Important distinction: this module focuses on recurrent Seq2Seq systems. Attention here is a component added to encoder-decoder RNNs, not a full replacement for recurrence.

Where recurrent Seq2Seq still makes sense

Small educational projects where you want to understand sequence generation mechanics directly.
Resource-constrained or latency-specific setups with short sequences and compact models.
Streaming-style tasks where left-to-right state updates are operationally natural.
Historical understanding, since many later architectures solved problems first exposed clearly by RNN-based Seq2Seq.

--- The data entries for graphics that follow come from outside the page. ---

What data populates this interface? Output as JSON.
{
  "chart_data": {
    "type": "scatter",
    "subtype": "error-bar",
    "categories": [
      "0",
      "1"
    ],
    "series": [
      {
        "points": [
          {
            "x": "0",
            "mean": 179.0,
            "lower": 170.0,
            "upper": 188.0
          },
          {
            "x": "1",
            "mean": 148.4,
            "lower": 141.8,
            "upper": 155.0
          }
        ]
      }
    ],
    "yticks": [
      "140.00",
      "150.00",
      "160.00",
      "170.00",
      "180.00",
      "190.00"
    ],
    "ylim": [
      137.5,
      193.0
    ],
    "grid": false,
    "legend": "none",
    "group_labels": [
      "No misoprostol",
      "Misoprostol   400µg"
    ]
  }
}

RNNs and Seq2Seq are no longer the dominant general NLP architecture, but they remain important because they make sequence memory, alignment, decoding, and training pathologies very explicit.

pseudocode = [
	    "encode source tokens into recurrent states",
	    "initialize decoder with <BOS>",
	    "predict next token autoregressively",
	    "optionally score all encoder states with attention",
	    "stop when <EOS> is generated"
]
print(pseudocode)

To-do list

Learn

Understand the difference between vanilla RNNs, LSTMs, and GRUs.
Learn how hidden state, cell state, and gating relate to sequence memory.
Study encoder-decoder Seq2Seq data flow from source tokens to generated targets.
Understand vanishing and exploding gradients and how BPTT creates them.
Learn why fixed-length context vectors became a bottleneck and how attention improved Seq2Seq.
Know the difference between teacher forcing during training and autoregressive decoding at inference.

Practice

Trace a short sentence through a toy RNN and write down each hidden-state update.
Sketch an LSTM cell and label forget, input, and output gates from memory.
Walk through a Seq2Seq translation example and identify encoder inputs, decoder inputs, and targets.
Compare greedy decoding and beam search on a tiny next-token probability table.
Inspect where a fixed-context encoder-decoder would fail on a long source sentence.

Build

Implement or run a toy character-level RNN and log hidden states over time.
Build a miniature encoder-decoder model for a tiny translation or sequence-reversal dataset.
Add attention to the Seq2Seq baseline and compare outputs on longer examples.
Track training loss with and without teacher forcing and note the behavior difference.
Write a short note on when recurrent Seq2Seq is adequate and when its bottlenecks dominate.